Harrison jugaba a la seducción como yo; no pondría las cosas fáciles. Tomé mi bebida, me acerqué al sillón rojo y comencé a recitar con voz ronca y seductora: "Inconfesables secretos que hablo al oído, mientras gimo, un orgasmo metálico y vibrante entre mis manos, y vuelvo a clavarme el dildo, besando mis dedos fríos y desorientados. No está la otra piel que me hable al oído, que susurre historias en mis espirales de placer. No la hallo y regreso a sentirme dividida. Anhelante de mi sed, me miro. Me miro y vuelvo a enamorarme, soy yo y la ausencia de mí, las que esta noche compartimos cama".

 

Harrison, sentado sobre la barra, no me quitaba ojo de encima. "¿Son tus letras?", indagó. "Soy yo entera", contesté, acercándome. Lo besé profundamente. Temblé en cuanto sus manos tocaron mi piel. Suaves y potentes, hacían que mis músculos se tensaran y relajaran con cada caricia. Mi deseo creció como una inmensa ola. Si no hubiera llevado las medias tan bien sujetas con el liguero, se me hubieran caído al primer suspiro. Harrison me tomó de la cintura, ciñéndome a su cuerpo. Seguí, dócil, sus movimientos. Me sujetó la cabeza hacia atrás y besó mi cuello, que se entregó a sus delicias. Lo lamió deslizándose, perdiéndose en los límites de mi lencería. Con la otra mano acarició mi larga cabellera, mientras su lengua entraba en el abismo de mi boca.
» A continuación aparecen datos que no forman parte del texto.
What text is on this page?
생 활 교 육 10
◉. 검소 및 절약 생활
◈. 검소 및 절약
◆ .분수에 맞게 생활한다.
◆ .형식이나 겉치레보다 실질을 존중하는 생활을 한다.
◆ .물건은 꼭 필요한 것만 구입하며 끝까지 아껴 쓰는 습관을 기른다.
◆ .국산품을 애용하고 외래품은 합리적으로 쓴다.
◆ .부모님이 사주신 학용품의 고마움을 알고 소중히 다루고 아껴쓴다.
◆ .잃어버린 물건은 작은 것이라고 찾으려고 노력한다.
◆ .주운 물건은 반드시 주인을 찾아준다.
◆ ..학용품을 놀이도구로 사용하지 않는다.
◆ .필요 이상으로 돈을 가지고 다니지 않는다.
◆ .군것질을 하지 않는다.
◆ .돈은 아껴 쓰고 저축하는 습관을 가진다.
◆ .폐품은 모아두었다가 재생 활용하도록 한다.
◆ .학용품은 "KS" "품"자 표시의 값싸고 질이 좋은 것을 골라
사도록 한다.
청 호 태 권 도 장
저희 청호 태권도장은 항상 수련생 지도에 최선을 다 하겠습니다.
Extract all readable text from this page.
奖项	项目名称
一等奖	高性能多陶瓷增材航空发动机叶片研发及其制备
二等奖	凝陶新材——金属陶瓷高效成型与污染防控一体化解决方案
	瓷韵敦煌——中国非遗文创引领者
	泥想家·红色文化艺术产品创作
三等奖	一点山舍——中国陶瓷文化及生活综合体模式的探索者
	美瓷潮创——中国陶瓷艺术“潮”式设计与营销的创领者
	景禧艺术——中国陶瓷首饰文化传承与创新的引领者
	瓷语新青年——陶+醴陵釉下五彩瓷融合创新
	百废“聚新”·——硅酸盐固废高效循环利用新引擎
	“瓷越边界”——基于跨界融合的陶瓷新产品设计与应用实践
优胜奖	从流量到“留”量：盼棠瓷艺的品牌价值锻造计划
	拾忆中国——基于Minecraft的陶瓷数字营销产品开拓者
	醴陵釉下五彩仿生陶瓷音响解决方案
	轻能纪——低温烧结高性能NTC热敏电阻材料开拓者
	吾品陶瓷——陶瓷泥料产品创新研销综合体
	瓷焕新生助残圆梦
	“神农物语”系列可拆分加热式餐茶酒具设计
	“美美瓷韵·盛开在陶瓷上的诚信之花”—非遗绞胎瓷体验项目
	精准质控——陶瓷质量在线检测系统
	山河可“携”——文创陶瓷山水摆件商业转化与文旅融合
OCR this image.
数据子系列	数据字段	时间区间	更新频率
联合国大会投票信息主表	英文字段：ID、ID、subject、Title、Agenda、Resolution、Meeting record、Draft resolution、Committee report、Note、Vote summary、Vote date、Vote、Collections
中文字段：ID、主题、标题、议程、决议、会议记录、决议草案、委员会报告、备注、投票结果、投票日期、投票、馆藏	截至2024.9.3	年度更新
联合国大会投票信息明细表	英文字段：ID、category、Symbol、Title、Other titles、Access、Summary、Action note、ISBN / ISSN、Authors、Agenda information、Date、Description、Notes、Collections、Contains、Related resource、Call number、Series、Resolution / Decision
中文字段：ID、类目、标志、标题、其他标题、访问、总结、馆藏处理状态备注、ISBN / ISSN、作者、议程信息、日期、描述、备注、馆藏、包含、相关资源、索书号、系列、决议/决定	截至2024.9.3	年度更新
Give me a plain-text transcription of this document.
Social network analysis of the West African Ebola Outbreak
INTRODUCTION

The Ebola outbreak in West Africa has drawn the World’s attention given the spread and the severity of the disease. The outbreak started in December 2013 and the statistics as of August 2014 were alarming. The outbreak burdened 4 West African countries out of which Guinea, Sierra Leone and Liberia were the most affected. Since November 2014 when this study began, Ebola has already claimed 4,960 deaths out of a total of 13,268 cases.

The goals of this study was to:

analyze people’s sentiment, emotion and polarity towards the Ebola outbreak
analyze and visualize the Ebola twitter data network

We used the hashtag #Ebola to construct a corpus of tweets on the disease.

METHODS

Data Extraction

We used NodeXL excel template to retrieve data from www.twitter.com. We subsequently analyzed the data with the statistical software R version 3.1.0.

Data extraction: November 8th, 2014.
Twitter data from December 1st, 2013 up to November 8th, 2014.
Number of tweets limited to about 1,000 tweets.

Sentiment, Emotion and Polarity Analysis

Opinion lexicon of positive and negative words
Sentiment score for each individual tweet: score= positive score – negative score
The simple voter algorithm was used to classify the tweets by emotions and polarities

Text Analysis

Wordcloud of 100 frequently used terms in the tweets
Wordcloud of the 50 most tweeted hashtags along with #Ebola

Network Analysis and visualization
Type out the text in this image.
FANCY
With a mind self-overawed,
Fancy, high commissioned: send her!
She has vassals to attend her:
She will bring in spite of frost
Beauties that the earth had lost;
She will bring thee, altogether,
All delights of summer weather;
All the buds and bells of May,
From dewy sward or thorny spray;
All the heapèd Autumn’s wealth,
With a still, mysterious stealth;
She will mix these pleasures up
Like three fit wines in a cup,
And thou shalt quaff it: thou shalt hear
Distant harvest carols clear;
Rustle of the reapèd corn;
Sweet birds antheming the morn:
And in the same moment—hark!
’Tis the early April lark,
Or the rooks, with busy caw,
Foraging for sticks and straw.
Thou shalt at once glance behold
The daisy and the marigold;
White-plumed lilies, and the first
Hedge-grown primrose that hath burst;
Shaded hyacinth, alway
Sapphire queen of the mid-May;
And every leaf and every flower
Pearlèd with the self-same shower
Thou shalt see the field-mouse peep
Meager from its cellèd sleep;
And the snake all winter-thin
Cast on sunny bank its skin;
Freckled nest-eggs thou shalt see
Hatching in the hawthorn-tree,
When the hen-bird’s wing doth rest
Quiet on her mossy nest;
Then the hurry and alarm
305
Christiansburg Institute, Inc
Estiró las cintas de mi liguero; me excité intensamente. La humedad de mi sexo floreció. Me sentí deleitada. Enredé mis piernas a las suyas, embebiéndome de su gozo. Volví a estremecerme.

 

Harrison realmente sabía cómo tratarme; en él podía perderme sin retorno. Suspiré hondamente, en un intento por recobrar mi centro. Fue una noche más que memorable.